Iranian Navy destroyer Jamaran seized two of the United States Navy’s sea drones on September 1. The Navy responded by sending two of its guided-missile destroyers, uss Nitze and uss Delbert D. Black, to retrieve the stolen drones. The Iranians attempted to hide the large drones under tarps but ultimately cast them overboard as the U.S. destroyers approached.
Following the failed theft, Iranian state television claimed the Jamaran found the drones abandoned and endangering shipping traffic. “After two warnings to an American destroyer to prevent possible incidents, Jamaran seized the two vessels [and] released the vessels in a safe area.”
The 5th Fleet said the unarmed, commercially available Saildrone Explorers were “taking unclassified photos of the surrounding environment while loitering in an assigned patrol area at least 4 nautical miles from the nearest maritime traffic lane. The vessels posed no risk to naval traffic and had been operating in the general vicinity of the Southern Red Sea for more than 200 consecutive days without incident.”
The drones didn’t escape unscathed as the Iranians removed several cameras before releasing the drones. This is the second recent attempt by Iran to steal one of the Navy’s sea drones.
Why is Iran so interested in stirring up trouble in the Red Sea? With negotiations over its nuclear program still ongoing, why risk such a provocative action?
The Red Sea is one of the biggest trade routes in the world, especially for Middle East oil flowing into Europe. Iran could do incredible economic damage if it threatened those shipping lanes. And as Trumpet editor in chief Gerald Flurry writes in Germany’s Secret Strategy to Destroy Iran, “It is not farfetched to see Iran using its power to control the flow of oil out of the Middle East. The supreme leader of Iran, Ayatollah Ali Khamenei, has threatened as much.”
“Today, all the arteries of oil transport—from Bab el-Mandeb strait to Suez Canal and the Strait of Hormuz—are under Iranian control, by means of Syria, Yemen and Bahrain, and within range of Iranian missiles,” declared Iran’s state-sponsored Tasnim News Agency.
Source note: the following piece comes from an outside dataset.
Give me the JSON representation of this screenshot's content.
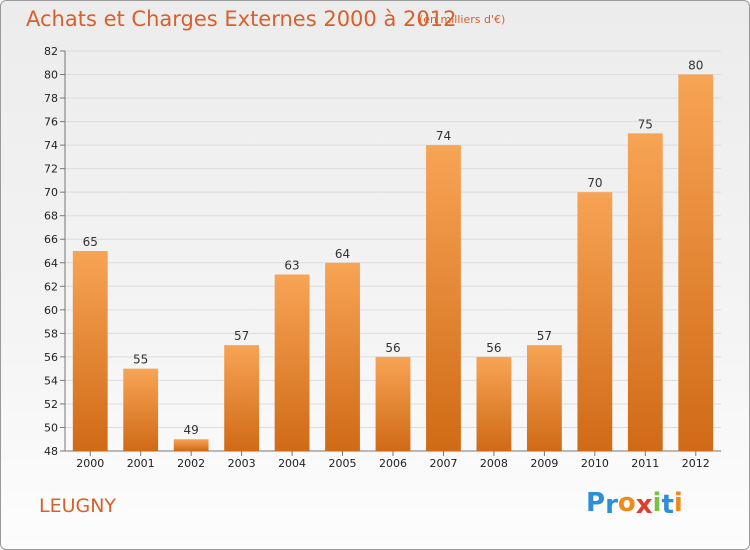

Realistically, Iran’s navy couldn’t take on the United States and win. But Iran doesn’t need to blockade the Red Sea or contest the Suez Canal. By using piracy, underwater mines, drones and missiles, it could endanger any ships attempting to navigate the Red Sea. Create enough risk, and shipping companies will decide the Red Sea is too dangerous and reroute their vessels. Should this happen, oil prices around the world would take a hit. But it is Europe that would truly get sucker punched.
To reach Europe, ships would have to sail around the southern tip of Africa, doubling or even tripling the time it takes to reach European shores. Such a blow to Europe’s already struggling energy supply would be catastrophic. This kind of violent and aggressive push against Europe is exactly what we at the Trumpet expect will happen. Why would Iran commit what amounts to an act of war against Europe? Because your Bible says it will.
“And at the time of the end shall the king of the south push at him: and the king of the north shall come against him like a whirlwind, with chariots, and with horsemen, and with many ships; and he shall enter into the countries, and shall overflow and pass over” (Daniel 11:40). As Mr. Flurry explains, the king of the south is radical Islam, led by Iran, and the king of the north is a united Europe, led by Germany. Not only is Iran’s Red Sea strategy prophesied, but it will lead to war. That is why the Trumpet highlights Iran’s pushy, aggressive, warlike actions, especially when it threatens Europe.